Celui qui "délire", par anagramme est en train de "délier" ce qui l'entrave : ses obsessions, ses incohérences, ses carcans du réel, ses rêves hallucinés. L'illuminé fuit la lucidité, ébloui peut-être par trop de lumière. Celui qui divague se débat dans la houle agitée de ses contradictions, dans les déferlantes ou les ressacs de ses intuitions tourmentées, dans les remous déchaînés de la tempête d'idées écumantes, sous son crâne. Peut-être parce que la raison qu'on croit acquise, procède elle aussi du désordre des fausses convictions !

Pour ne pas devenir une croyance figée, la foi doit-elle rester inébranlable et hermétique face aux preuves de la science ? Ne convient-il pas de bouleverser ou au moins de déranger ses propres certitudes ? Examiner n'est pas renoncer... A quoi peut bien servir d'être fidèle à sa parole si on ignore à qui on l'a donnée ? Pourquoi promettre et s'obliger si on ne sait envers qui on s'engage ?

Devant le désordre des incertitudes et le silence glacé de la réponse, ne reste-t-il qu'à confirmer sa foi par l'abandon du questionnement ? Croire n'est-ce pas finalement accepter dans la joie, le mystère par-delà les doutes ?

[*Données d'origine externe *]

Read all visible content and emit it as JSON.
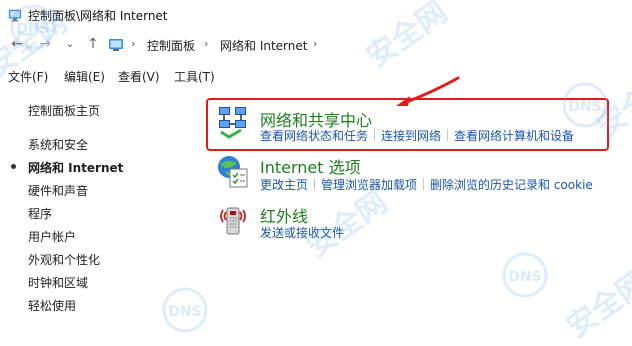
{
  "window": {
    "title": "控制面板\\网络和 Internet"
  },
  "nav": {
    "back_label": "←",
    "forward_label": "→",
    "dropdown_label": "⌄",
    "up_label": "↑",
    "breadcrumb": [
      {
        "label": "控制面板"
      },
      {
        "label": "网络和 Internet"
      }
    ],
    "separator": "›"
  },
  "menu": {
    "items": [
      {
        "label": "文件(F)"
      },
      {
        "label": "编辑(E)"
      },
      {
        "label": "查看(V)"
      },
      {
        "label": "工具(T)"
      }
    ]
  },
  "sidebar": {
    "items": [
      {
        "label": "控制面板主页",
        "current": false
      },
      {
        "label": "系统和安全",
        "current": false
      },
      {
        "label": "网络和 Internet",
        "current": true
      },
      {
        "label": "硬件和声音",
        "current": false
      },
      {
        "label": "程序",
        "current": false
      },
      {
        "label": "用户帐户",
        "current": false
      },
      {
        "label": "外观和个性化",
        "current": false
      },
      {
        "label": "时钟和区域",
        "current": false
      },
      {
        "label": "轻松使用",
        "current": false
      }
    ]
  },
  "categories": [
    {
      "title": "网络和共享中心",
      "icon": "network-sharing-icon",
      "links": [
        "查看网络状态和任务",
        "连接到网络",
        "查看网络计算机和设备"
      ]
    },
    {
      "title": "Internet 选项",
      "icon": "internet-options-icon",
      "links": [
        "更改主页",
        "管理浏览器加载项",
        "删除浏览的历史记录和 cookie"
      ]
    },
    {
      "title": "红外线",
      "icon": "infrared-icon",
      "links": [
        "发送或接收文件"
      ]
    }
  ],
  "watermark": {
    "text": "安全网",
    "logo": "DNS"
  },
  "colors": {
    "category_title": "#1e7e1e",
    "link": "#1a55b0",
    "highlight": "#e01b1b",
    "watermark": "#6eaae6"
  }
}
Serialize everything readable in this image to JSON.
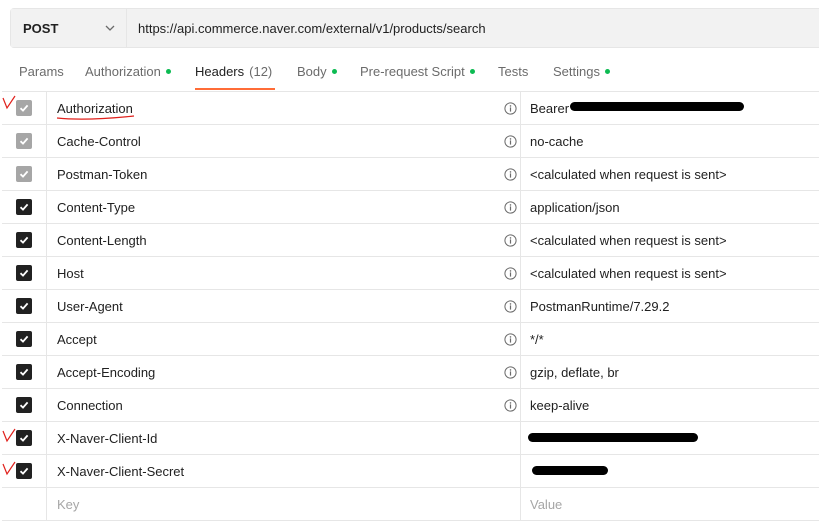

Salutaire introspection et merveilleux problème épistémologique et philosophique à cogiter sans fin, au hasard des études comme des pensées fugaces ! A. Rodin a donné forme humaine et dimension universelle au Penseur. Si l'esprit est libre, l'Homme se débat entre l'ordre et le désordre de ses pensées, de sa raison et de son cœur.